Ramirez shook off disorientation from the blast and opened fire once more. “I need you focused, Jackson! Guys coming up our right flank, I’m on them. But you cover our front.”

Jackson crouched and snapped off a few shots. “We need to regroup with the others, Sarge!”

Ramirez hustled backward up the hill, shooting whenever enemy fire revealed a position. “Let’s work our way back, nice and easy—“

He froze at the sharp whistle of an incoming shell. Then with strength beyond his thin frame, Ramirez shoved Jackson away.

A fuzzy silence and sudden numbness swept over Ramirez.
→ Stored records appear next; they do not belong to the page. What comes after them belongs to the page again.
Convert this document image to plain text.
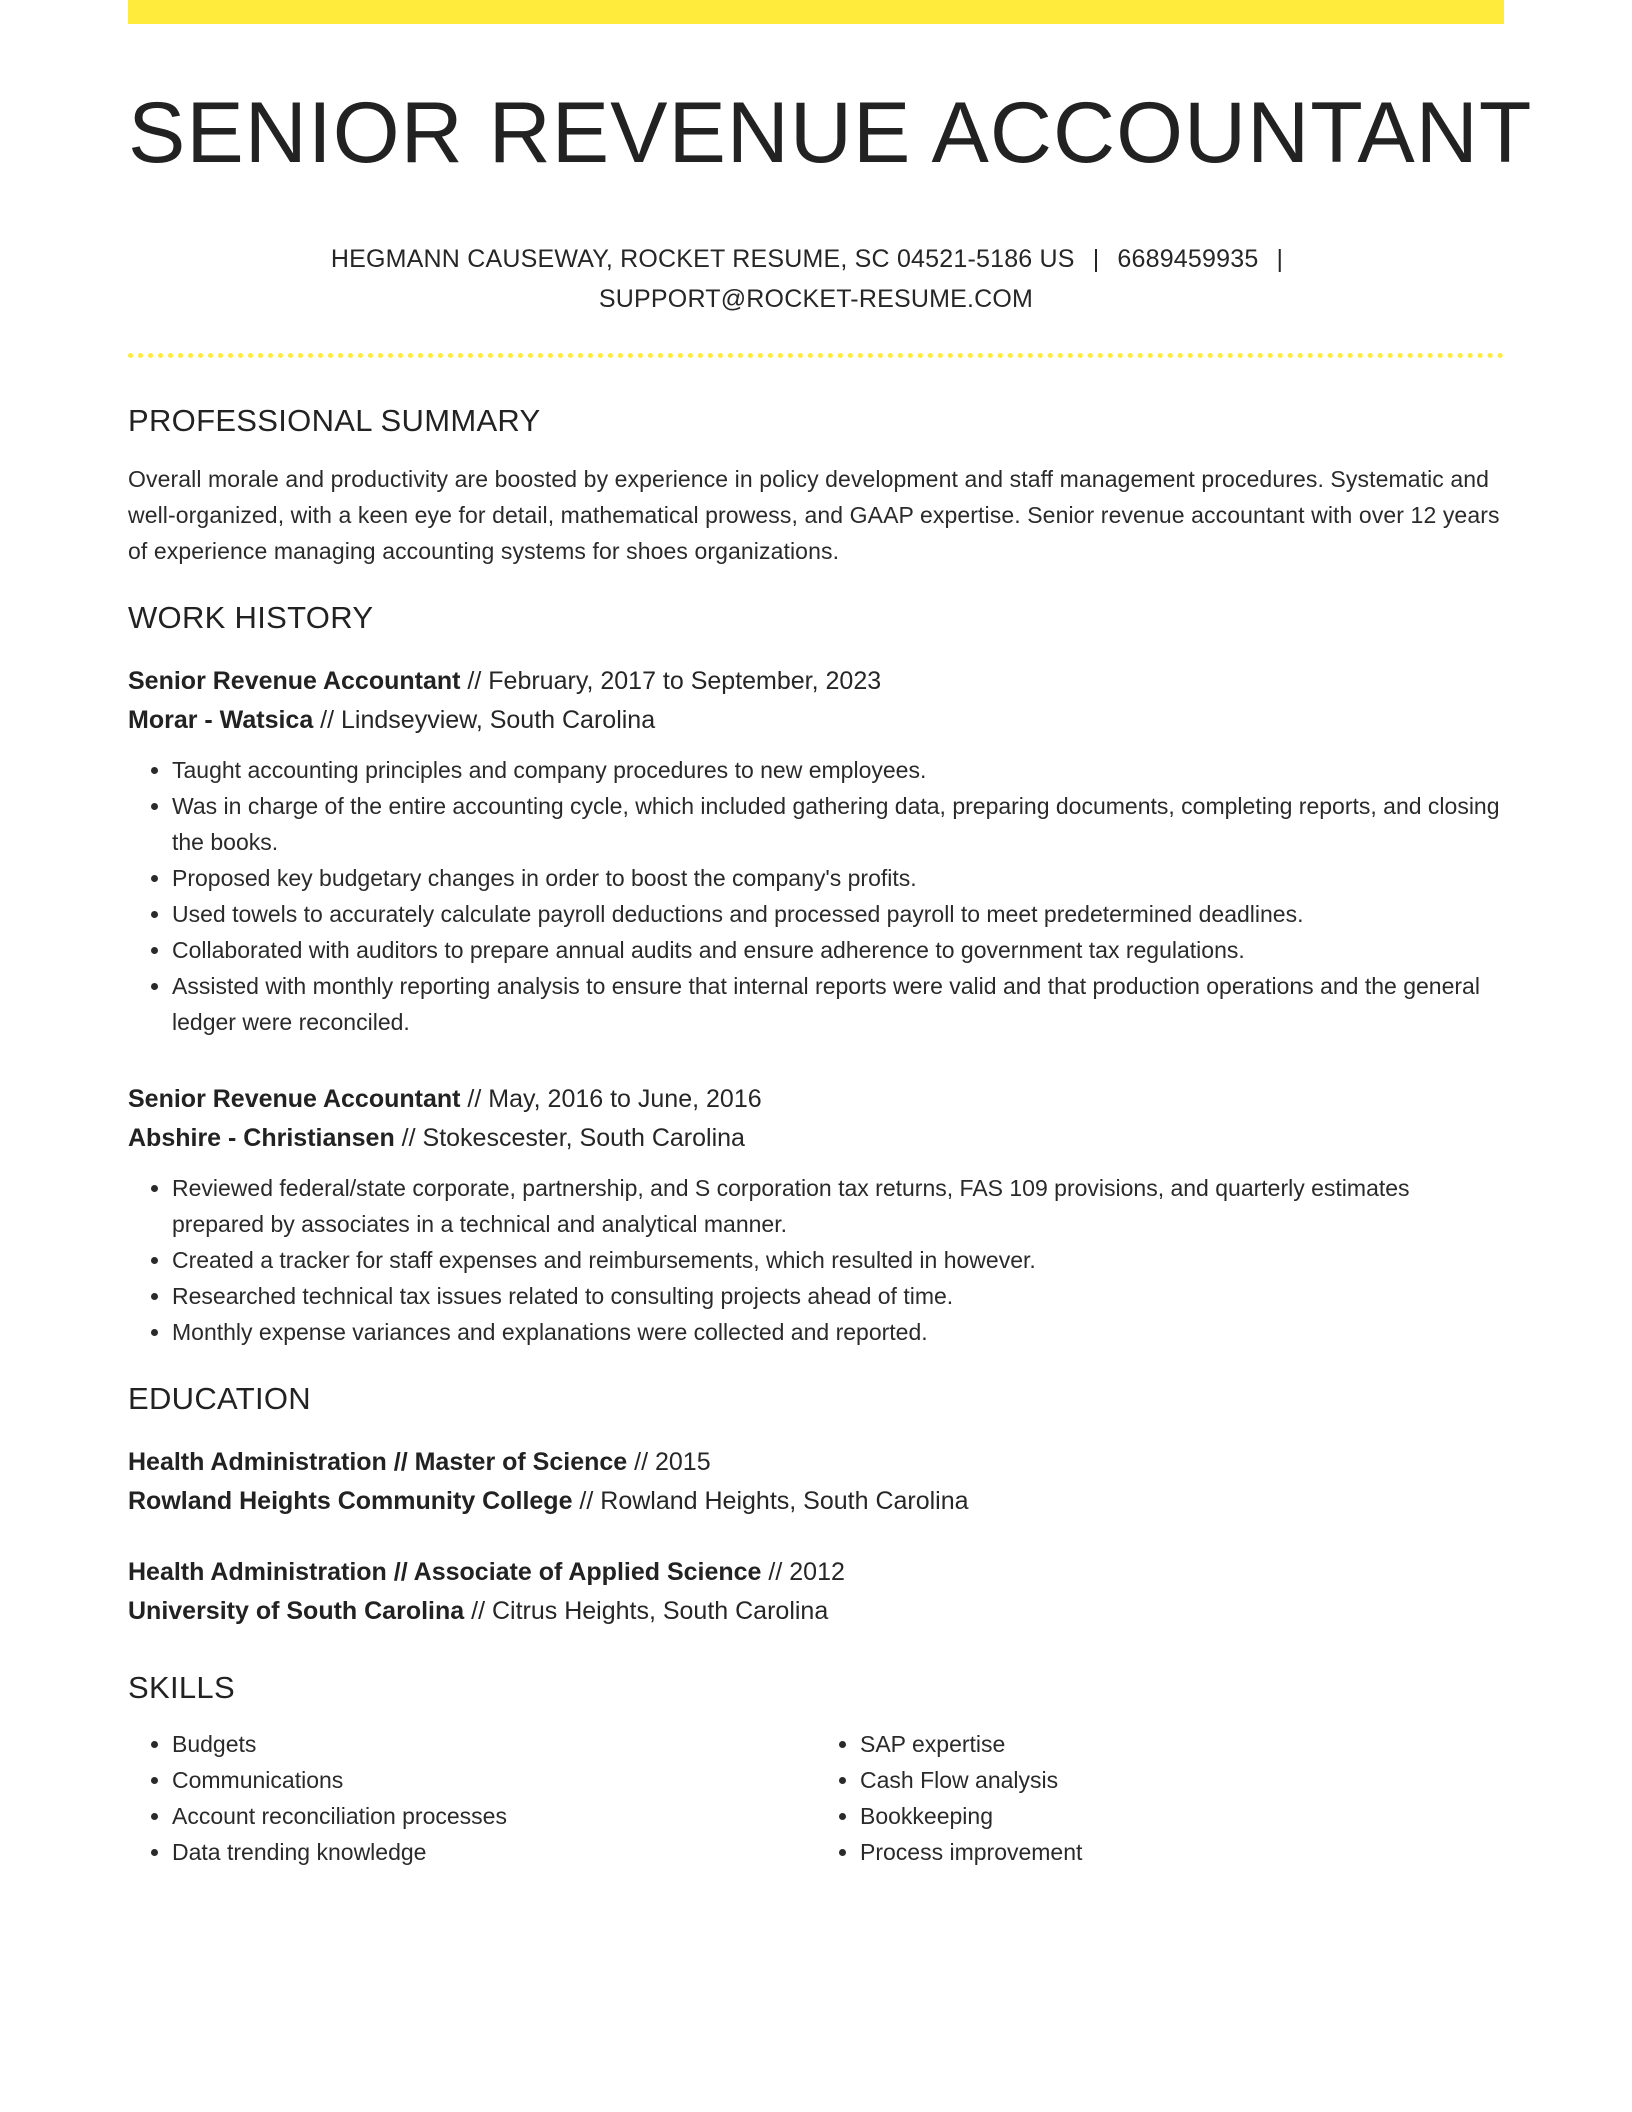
SENIOR REVENUE ACCOUNTANT
HEGMANN CAUSEWAY, ROCKET RESUME, SC 04521-5186 US | 6689459935 |
SUPPORT@ROCKET-RESUME.COM
PROFESSIONAL SUMMARY

Overall morale and productivity are boosted by experience in policy development and staff management procedures. Systematic and well-organized, with a keen eye for detail, mathematical prowess, and GAAP expertise. Senior revenue accountant with over 12 years of experience managing accounting systems for shoes organizations.

WORK HISTORY
Senior Revenue Accountant // February, 2017 to September, 2023
Morar - Watsica // Lindseyview, South Carolina
• Taught accounting principles and company procedures to new employees.
• Was in charge of the entire accounting cycle, which included gathering data, preparing documents, completing reports, and closing the books.
• Proposed key budgetary changes in order to boost the company's profits.
• Used towels to accurately calculate payroll deductions and processed payroll to meet predetermined deadlines.
• Collaborated with auditors to prepare annual audits and ensure adherence to government tax regulations.
• Assisted with monthly reporting analysis to ensure that internal reports were valid and that production operations and the general ledger were reconciled.
Senior Revenue Accountant // May, 2016 to June, 2016
Abshire - Christiansen // Stokescester, South Carolina
• Reviewed federal/state corporate, partnership, and S corporation tax returns, FAS 109 provisions, and quarterly estimates prepared by associates in a technical and analytical manner.
• Created a tracker for staff expenses and reimbursements, which resulted in however.
• Researched technical tax issues related to consulting projects ahead of time.
• Monthly expense variances and explanations were collected and reported.
EDUCATION
Health Administration // Master of Science // 2015
Rowland Heights Community College // Rowland Heights, South Carolina
Health Administration // Associate of Applied Science // 2012
University of South Carolina // Citrus Heights, South Carolina
SKILLS
• Budgets
• Communications
• Account reconciliation processes
• Data trending knowledge
• SAP expertise
• Cash Flow analysis
• Bookkeeping
• Process improvement
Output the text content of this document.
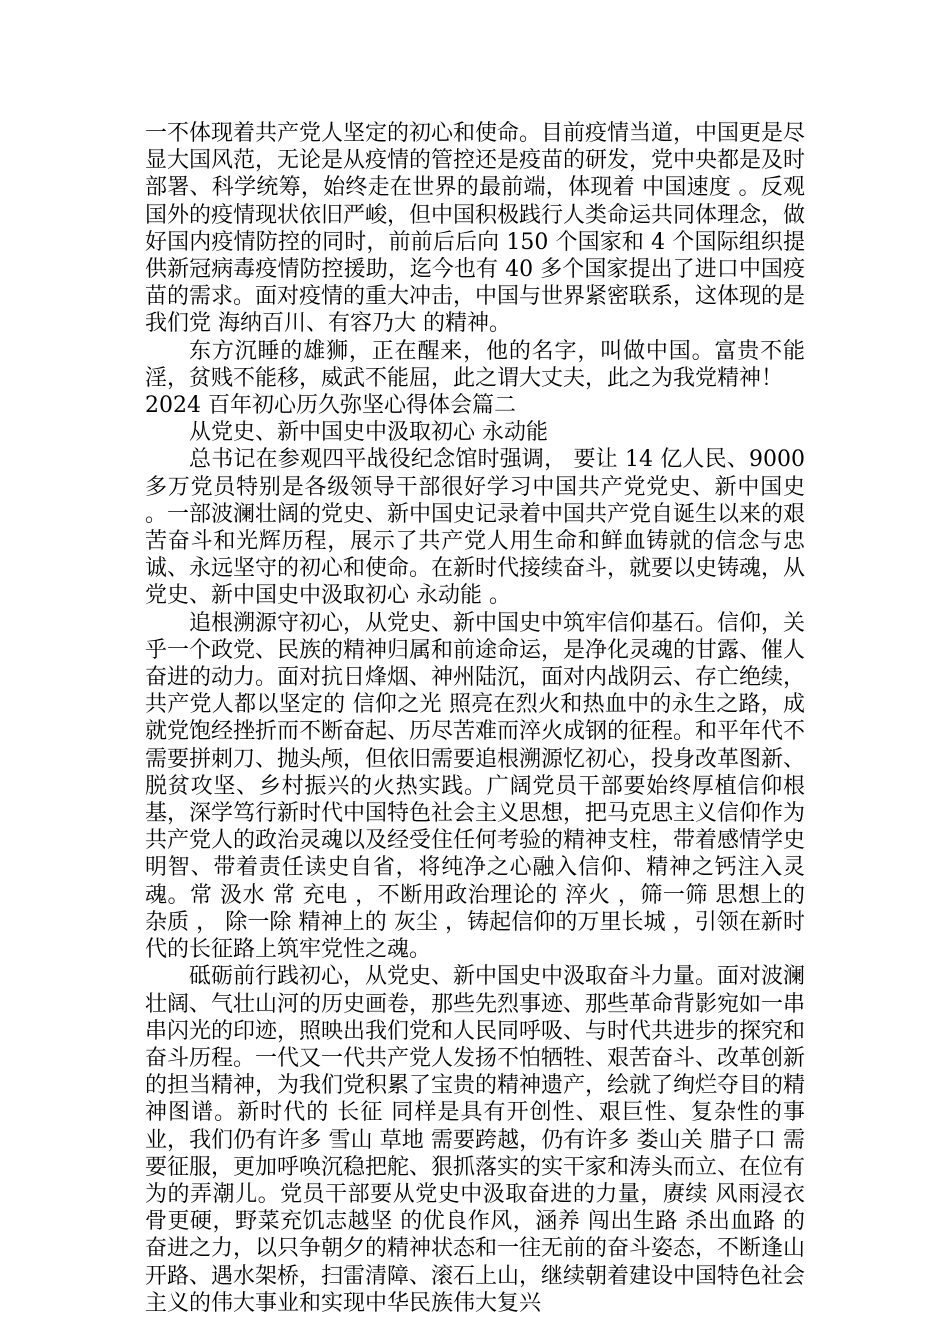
一不体现着共产党人坚定的初心和使命。目前疫情当道，中国更是尽显大国风范，无论是从疫情的管控还是疫苗的研发，党中央都是及时部署、科学统筹，始终走在世界的最前端，体现着 中国速度 。反观国外的疫情现状依旧严峻，但中国积极践行人类命运共同体理念，做好国内疫情防控的同时，前前后后向 150 个国家和 4 个国际组织提供新冠病毒疫情防控援助，迄今也有 40 多个国家提出了进口中国疫苗的需求。面对疫情的重大冲击，中国与世界紧密联系，这体现的是我们党 海纳百川、有容乃大 的精神。

东方沉睡的雄狮，正在醒来，他的名字，叫做中国。富贵不能淫，贫贱不能移，威武不能屈，此之谓大丈夫，此之为我党精神！

2024 百年初心历久弥坚心得体会篇二

从党史、新中国史中汲取初心 永动能

总书记在参观四平战役纪念馆时强调， 要让 14 亿人民、9000 多万党员特别是各级领导干部很好学习中国共产党党史、新中国史 。一部波澜壮阔的党史、新中国史记录着中国共产党自诞生以来的艰苦奋斗和光辉历程，展示了共产党人用生命和鲜血铸就的信念与忠诚、永远坚守的初心和使命。在新时代接续奋斗，就要以史铸魂，从党史、新中国史中汲取初心 永动能 。

追根溯源守初心，从党史、新中国史中筑牢信仰基石。信仰，关乎一个政党、民族的精神归属和前途命运，是净化灵魂的甘露、催人奋进的动力。面对抗日烽烟、神州陆沉，面对内战阴云、存亡绝续，共产党人都以坚定的 信仰之光 照亮在烈火和热血中的永生之路，成就党饱经挫折而不断奋起、历尽苦难而淬火成钢的征程。和平年代不需要拼刺刀、抛头颅，但依旧需要追根溯源忆初心，投身改革图新、脱贫攻坚、乡村振兴的火热实践。广阔党员干部要始终厚植信仰根基，深学笃行新时代中国特色社会主义思想，把马克思主义信仰作为共产党人的政治灵魂以及经受住任何考验的精神支柱，带着感情学史明智、带着责任读史自省，将纯净之心融入信仰、精神之钙注入灵魂。常 汲水 常 充电 ，不断用政治理论的 淬火 ，筛一筛 思想上的 杂质 ， 除一除 精神上的 灰尘 ，铸起信仰的万里长城 ，引领在新时代的长征路上筑牢党性之魂。

砥砺前行践初心，从党史、新中国史中汲取奋斗力量。面对波澜壮阔、气壮山河的历史画卷，那些先烈事迹、那些革命背影宛如一串串闪光的印迹，照映出我们党和人民同呼吸、与时代共进步的探究和奋斗历程。一代又一代共产党人发扬不怕牺牲、艰苦奋斗、改革创新的担当精神，为我们党积累了宝贵的精神遗产，绘就了绚烂夺目的精神图谱。新时代的 长征 同样是具有开创性、艰巨性、复杂性的事业，我们仍有许多 雪山 草地 需要跨越，仍有许多 娄山关 腊子口 需要征服，更加呼唤沉稳把舵、狠抓落实的实干家和涛头而立、在位有为的弄潮儿。党员干部要从党史中汲取奋进的力量，赓续 风雨浸衣骨更硬，野菜充饥志越坚 的优良作风，涵养 闯出生路 杀出血路 的奋进之力，以只争朝夕的精神状态和一往无前的奋斗姿态，不断逢山开路、遇水架桥，扫雷清障、滚石上山，继续朝着建设中国特色社会主义的伟大事业和实现中华民族伟大复兴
He blinked at the stars in the sky. Then Jackson appeared over him, the young man’s white face speckled with blood. He pumped the sergeant’s chest in between bursts of return fire, and shouted something that looked like, “Hang on, Sarge.”

But the way his wide eyes took in the scene told Ramirez all he needed to know. Ramirez coughed up blood and gripped Jackson’s sleeve. “Just… please don’t tell my wife I died for nothin’ but a hill o’ beans.”

Seven years later, Technical Sergeant Jackson traced the white petals of a chickpea flower and planted a white wooden cross into the dirt. Behind him, a young woman watched the green slope below FOB Ramirez, her trigger finger ready.

Jackson called her over. “I told you they’d be here.” He offered her a wistful smile. “You hungry?”